Twitter's 140-character limit may seem entirely arbitrary, but it is actually based in the fact that SMS text messages on many phones -- and nearly all older ones -- are limited to that number. When Twitter was created, its designers wanted to make it easy for people to text their tweets onto the page, an early way to make social networking a mobile pursuit.

Now that 140-character limit is turning out to be something of a relic. Many smartphones today allow their owners to text much longer messages to each other, and Twitter can seem to many of us to be stubbornly clinging to the past.

And now it appears that Twitter is embracing the longer form that Slate's Farhad Manjoo has advocated in his writings over the past year or so.

Almost a year ago, I proposed that Twitter double its character limit from 140 to 280, Manjoo wrote Friday. The microblogging site long ago outgrew its original purpose as a platform for simple status updates. Now people use Twitter for news, jokes, conversations, and ferocious arguments -- and 140 characters is too cramped for all of these things.

Here's how the new expanded tweets will work, according to Twitter's online announcement.

Starting today, you can discover more interactive experiences inside any Tweet on twitter.com and mobile.twitter.com. When you expand Tweets containing links to partner websites, you can now see content previews, view images, play videos and more, the site wrote on its blog.

You've probably expanded Tweets before to play videos from YouTube or see photos from Instagram. Now, a diverse and growing group of new partners like the The Wall Street Journal, Breaking News, and TIME also deliver rich content inside Tweets containing a link to those websites.

These and other sites will now have the opportunity to allow users to view photos, extended article extracts and more, all within the Twitter interface, opening a new world of opportunities for the Twitterverse.

When you expand a Tweet linking to a news article by The New York Times, The San Francisco Chronicle or Der Spiegel Online, you can see a preview with the headline, the introduction and sometimes the Twitter accounts of the publisher and writer, according to Twitter's blog. You can continue to read the article, follow these accounts, and reply, favorite or retweet the Tweet.

Not only will the new tweet paradigm allow users to get more information per tweet read, it may also help some of these establlshed, and endangered, old media sources increase their readership, and get a leg up over less-established outlets.

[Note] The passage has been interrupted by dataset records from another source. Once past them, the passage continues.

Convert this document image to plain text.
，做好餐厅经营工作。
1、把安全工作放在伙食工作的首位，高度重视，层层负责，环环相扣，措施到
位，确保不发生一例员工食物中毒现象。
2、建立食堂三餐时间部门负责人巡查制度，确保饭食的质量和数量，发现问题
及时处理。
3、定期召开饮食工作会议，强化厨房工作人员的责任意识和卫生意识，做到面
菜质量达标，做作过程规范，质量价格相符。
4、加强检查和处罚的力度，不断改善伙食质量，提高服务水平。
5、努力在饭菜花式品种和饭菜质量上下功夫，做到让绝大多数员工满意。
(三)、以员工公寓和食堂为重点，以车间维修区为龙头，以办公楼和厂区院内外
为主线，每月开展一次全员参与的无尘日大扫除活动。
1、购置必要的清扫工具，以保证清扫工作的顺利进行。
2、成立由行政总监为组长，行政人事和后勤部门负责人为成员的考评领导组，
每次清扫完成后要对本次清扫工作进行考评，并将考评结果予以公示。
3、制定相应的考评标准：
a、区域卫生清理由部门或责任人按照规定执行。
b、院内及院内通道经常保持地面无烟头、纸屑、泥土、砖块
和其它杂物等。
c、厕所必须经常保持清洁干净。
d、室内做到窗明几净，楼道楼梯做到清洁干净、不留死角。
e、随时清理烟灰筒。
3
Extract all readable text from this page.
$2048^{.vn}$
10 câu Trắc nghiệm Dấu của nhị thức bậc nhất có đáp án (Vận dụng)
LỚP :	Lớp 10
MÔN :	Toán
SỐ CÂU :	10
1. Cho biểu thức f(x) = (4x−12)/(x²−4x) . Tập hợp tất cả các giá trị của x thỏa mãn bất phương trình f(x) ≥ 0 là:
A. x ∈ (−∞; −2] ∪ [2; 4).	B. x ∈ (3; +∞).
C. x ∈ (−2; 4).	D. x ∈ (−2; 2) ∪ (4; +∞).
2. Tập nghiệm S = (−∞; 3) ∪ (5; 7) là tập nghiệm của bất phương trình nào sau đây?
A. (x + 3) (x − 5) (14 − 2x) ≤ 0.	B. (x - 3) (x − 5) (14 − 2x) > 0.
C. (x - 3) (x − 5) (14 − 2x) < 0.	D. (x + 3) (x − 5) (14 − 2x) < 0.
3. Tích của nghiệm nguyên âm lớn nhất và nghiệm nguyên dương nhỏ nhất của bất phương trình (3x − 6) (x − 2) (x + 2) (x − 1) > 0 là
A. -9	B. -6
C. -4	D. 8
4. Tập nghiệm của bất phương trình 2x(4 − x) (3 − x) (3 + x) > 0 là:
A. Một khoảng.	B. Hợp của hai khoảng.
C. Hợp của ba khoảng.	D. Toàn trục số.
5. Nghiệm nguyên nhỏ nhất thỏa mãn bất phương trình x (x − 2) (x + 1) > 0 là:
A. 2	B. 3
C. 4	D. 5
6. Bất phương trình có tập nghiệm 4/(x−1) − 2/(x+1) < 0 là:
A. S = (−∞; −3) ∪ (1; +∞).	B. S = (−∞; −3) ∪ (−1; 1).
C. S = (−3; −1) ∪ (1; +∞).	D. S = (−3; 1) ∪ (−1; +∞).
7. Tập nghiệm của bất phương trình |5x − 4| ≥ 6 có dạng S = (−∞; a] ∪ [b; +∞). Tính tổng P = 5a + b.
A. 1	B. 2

I think expanded tweets are a great development for Twitter, a way to add depth to the service while still clinging to its hyperabridged roots. In truth, expanded tweets have been around for a while -- if you include a picture or a video as part of a Twitter message, then your followers can click to see it. This continued tweet expansion was inevitable, Manjoo wrote.

And he sees this as just the start of something big: the long-heralded arrival of a Twitter 2.0, in which we can do more than just spout short little snippets to everyone around the globe.

As expanded tweets roll out to all users on all devices, we'll find that posts which pack 410 characters worth of information will make the network a deeper, more coherent source of news and conversation, Manjoo said.